I just had another Bose 901 Series I equalizer through the shop for the standard service. It didn’t have a visible serial number, but is definitely a very early production version. The Active Equalizer was revised once through the model’s production run, with serial numbers below about 10,000 being a substantially different PCB layout from the Second Production equalizer. I don’t run into these Early Production ones very often, and each one is a little bit different. Towards the end of the first production run, they started to appear with riveted jacks but this early version has screwed down jacks on the rear. It’s always interesting to see what variations there were before they standardized on the later design.
Bose 901 Active Equalizers, along with Bose 800, 402E and 802 controllers often need service these days, with more and more original units failing as they can now be over 45 years old. By replacing all of the leaking capacitors and resistors which have drifted from their nominal values, they can be restored to perform like when they were new!
The Series I Early Production boards have no solder mask and so no component labels on the top side. The circuit has some major differences to the circuit of the Series I Second Production equalizer, but they function the same. Double-checking is the way to go to here. In the Second Production equalizer, there are 2 large and 7 small filter capacitors plus the four output and feedback capacitors arranged on the top row towards the jacks in a line. The layout is more chaotic on this early board; the wiring to the switches also has quite a bit of slack in it.
The Early Production equalizer users 12 transistors, 2N3393, with 10 wired up as amplifiers and 2 wired up as Zener diodes, bypassed by 3.3 uF capacitors. I’ve replaced the 2 extra transistors with discrete Zener diodes and the original leaky package transistors with brand new TO-92s of the same number. In the case of this early version, the original transistor packages seem prone to failure, and I’ve never run into one without dead original 2N3393 so they’re all replaced immediately now. The second production version used 2N5088s, and realistically they’re interchangeable, but I stock both so each can be replaced with the original part number.
This one is in very good physical condition, it looks like it has been stored very well.
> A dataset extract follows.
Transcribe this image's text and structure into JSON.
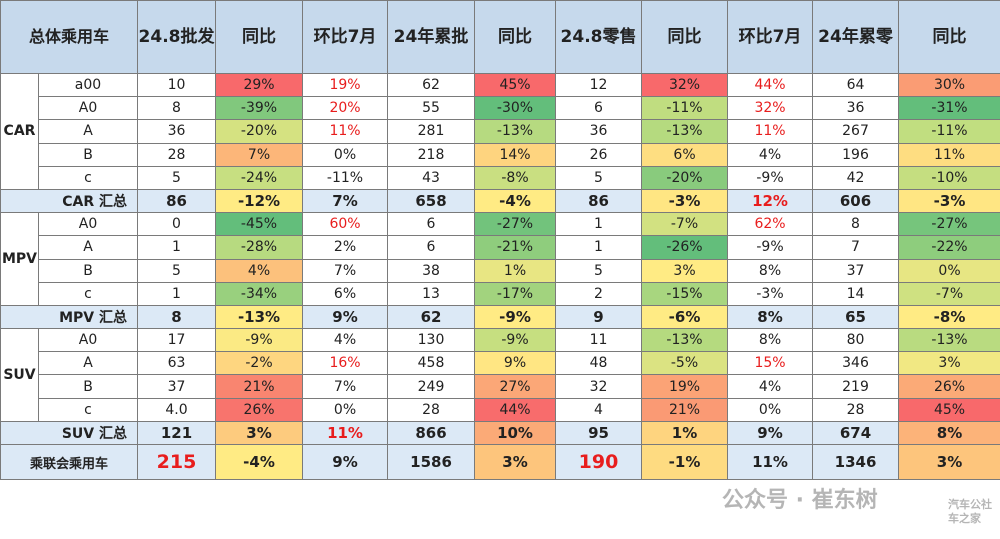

The switches were a bit sticky, but a careful application of contact cleaner followed by working the switch cleaned it right up so it’s much improved.
Shining a light from beyind the board, it’s easy to see the traces on the back side. The new transistors pinouts are different from the original, so they mount differently in their sockets:
This equalizer received a complete reconditioning, and an upgrade to the output capacitors to audiophile-grade film capacitors – these really help bring out the fine details in the music that aren’t there with the electrolytic output capacitors. This is one major advantage of technology today – and simple upgrades like this at the time of service can bring some modern improvements to these classic speakers.
The Early Production equalizers take a bit more time to recondition because of the board layout, but they’re very enjoyable to work on. The PCB swings up with all the connections on one side, so nothing needs to be de-soldered from the panel to service the board, and the traces tend to be wide and easy to solder to. With these repairs, this equalizer is going to sound fantastic for years to come.